This is another one of those movies that’s been on TV many, many times, and somehow I never watched it until now. Based on a novel by James Jones, it’s the sort of small town melodrama/soap opera that Hollywood did so well during the Fifties. Frank Sinatra plays Dave Hirsch, a former GI returning to the town where he grew up. He’s also a writer with a couple of unsuccessful novels and some short stories under his belt, and judging by the hard feelings some of the townspeople bear toward him, one of those novels was autobiographical and not very flattering about his hometown and its citizens. Naturally, Dave’s return stirs up all sorts of emotional turmoil, especially after he becomes friends with a professional gambler called Bama, played by Dean Martin. Shirley MacLaine is around, too, as a sweet but not very bright redhead who attaches herself to Dave. The usual sorts of complications ensue – jealousy, infidelity, frigidity, dark secrets, knife fights – and things wrap up in a manner that surprised me, anyway, even though it’s not some sort of huge twist or anything like that.
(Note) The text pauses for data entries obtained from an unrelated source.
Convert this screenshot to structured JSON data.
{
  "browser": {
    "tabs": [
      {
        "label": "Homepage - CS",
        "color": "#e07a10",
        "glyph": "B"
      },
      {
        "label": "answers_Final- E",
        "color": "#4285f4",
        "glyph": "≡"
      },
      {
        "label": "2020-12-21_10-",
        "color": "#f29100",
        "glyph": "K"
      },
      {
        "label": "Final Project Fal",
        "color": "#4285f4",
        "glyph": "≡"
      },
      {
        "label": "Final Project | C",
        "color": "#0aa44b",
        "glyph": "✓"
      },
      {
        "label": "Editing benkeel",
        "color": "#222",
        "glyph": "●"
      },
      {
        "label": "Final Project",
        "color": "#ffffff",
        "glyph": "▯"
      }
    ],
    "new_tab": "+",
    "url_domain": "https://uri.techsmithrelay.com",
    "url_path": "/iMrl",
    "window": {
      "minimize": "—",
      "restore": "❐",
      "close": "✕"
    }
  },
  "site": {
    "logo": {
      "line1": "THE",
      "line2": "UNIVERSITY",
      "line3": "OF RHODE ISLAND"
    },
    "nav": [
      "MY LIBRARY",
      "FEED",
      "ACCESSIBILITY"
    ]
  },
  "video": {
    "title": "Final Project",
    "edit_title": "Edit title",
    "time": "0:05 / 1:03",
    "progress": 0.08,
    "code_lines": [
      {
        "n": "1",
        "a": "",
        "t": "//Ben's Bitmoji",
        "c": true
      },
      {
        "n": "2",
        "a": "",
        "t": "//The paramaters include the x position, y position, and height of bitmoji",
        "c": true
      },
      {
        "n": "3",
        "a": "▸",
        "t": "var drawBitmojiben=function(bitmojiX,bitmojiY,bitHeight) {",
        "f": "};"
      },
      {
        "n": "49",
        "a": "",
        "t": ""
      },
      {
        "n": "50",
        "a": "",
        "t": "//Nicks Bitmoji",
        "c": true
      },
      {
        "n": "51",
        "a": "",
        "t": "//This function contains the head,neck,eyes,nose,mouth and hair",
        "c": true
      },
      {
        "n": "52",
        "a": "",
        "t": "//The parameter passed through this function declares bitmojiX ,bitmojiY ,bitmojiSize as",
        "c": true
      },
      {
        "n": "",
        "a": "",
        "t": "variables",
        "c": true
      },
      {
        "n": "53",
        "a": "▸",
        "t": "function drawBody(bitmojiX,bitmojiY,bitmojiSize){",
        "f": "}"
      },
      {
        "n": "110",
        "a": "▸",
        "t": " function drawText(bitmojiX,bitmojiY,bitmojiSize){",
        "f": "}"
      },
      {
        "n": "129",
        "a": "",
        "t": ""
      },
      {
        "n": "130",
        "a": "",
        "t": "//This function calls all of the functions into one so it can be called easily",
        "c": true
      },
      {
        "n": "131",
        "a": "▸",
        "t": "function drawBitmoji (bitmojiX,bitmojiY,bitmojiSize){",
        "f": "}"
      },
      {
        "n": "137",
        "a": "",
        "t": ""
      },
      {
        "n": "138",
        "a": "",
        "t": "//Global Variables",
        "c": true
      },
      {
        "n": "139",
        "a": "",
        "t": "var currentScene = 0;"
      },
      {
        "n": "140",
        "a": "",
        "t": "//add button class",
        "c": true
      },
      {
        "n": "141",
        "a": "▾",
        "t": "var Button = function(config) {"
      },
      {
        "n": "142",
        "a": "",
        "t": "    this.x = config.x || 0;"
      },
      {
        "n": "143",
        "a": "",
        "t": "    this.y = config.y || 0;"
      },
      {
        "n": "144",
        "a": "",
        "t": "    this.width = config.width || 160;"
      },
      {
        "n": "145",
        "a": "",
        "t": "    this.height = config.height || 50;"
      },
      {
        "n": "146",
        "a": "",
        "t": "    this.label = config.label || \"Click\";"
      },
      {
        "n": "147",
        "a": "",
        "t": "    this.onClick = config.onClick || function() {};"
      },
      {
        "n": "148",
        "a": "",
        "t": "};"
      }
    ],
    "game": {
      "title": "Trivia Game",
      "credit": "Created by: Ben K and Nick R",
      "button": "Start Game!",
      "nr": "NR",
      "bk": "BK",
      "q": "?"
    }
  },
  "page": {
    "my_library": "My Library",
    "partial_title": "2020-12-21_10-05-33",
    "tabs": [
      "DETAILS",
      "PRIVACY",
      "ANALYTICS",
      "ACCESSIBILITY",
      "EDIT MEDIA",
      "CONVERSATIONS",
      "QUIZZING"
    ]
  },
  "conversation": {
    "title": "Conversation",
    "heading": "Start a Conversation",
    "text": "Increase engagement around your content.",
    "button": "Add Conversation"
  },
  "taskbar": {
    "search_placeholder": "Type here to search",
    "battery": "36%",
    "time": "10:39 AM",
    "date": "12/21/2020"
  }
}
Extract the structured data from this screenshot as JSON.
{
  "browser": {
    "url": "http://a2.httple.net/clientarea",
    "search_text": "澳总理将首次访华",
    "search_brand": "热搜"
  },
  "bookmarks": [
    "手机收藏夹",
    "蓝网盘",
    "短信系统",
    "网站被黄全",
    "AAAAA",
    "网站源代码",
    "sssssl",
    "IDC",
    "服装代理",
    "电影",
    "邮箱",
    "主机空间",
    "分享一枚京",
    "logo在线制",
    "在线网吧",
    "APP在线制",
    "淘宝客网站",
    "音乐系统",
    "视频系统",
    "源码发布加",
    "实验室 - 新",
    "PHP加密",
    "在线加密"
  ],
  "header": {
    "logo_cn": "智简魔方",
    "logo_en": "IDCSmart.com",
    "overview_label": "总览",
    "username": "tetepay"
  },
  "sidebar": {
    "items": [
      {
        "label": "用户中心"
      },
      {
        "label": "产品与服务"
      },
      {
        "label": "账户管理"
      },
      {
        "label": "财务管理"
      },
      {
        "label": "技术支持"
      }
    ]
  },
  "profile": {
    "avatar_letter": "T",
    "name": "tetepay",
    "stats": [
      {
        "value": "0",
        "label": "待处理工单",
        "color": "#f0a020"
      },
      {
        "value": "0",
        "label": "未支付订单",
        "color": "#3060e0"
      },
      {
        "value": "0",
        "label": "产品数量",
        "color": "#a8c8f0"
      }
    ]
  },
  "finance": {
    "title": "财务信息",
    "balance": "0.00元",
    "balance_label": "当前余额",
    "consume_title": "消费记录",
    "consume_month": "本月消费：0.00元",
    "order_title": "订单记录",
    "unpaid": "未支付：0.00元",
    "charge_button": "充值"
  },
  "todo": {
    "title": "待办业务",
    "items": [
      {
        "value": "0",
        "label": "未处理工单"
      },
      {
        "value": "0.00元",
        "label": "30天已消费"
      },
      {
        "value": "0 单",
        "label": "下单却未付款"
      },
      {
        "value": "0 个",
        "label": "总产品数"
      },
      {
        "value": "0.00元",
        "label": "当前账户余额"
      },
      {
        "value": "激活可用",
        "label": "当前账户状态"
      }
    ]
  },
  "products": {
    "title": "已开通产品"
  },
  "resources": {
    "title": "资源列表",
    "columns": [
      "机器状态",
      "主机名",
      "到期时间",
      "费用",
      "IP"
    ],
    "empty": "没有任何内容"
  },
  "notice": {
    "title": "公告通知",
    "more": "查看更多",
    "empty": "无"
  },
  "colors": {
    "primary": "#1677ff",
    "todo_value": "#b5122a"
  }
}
SOME CAME RUNNING is really a product of the Fifties. People smoke constantly, and when they’re not smoking, they’re drinking, or talking about drinking. Really, booze is the subject of a lot of discussion in this movie. It’s also about half of a really good film, too. The scenes that center around seedy nightclubs or back-room poker games are great, with hard-driving saxophone music in the background and an atmosphere dripping with doom and sleaze. Then the romance scenes come along and are so schmaltzy they almost seem like they’re from another movie. Another drawback is that the occasional bursts of violence aren’t staged well and aren’t very convincing. But then, Vicente Minelli was never really known as an action director, so I suppose that’s to be expected. And to get really nit-picky, Dave’s manuscripts that figure into the plot are bound like movie scripts, a mistake that Hollywood always seems to make. Not only that, but at one point he sends off a story to THE ATLANTIC, and a few weeks later he gets a letter of acceptance, a check, and the issue of the magazine in which the story is published, all at the same time.
But despite all that, Frank is good, Dino is great as the easy-going Bama, and the rest of the cast does a fine job as well. I don’t think this is anywhere near a great movie, but it is a good one and well worth watching.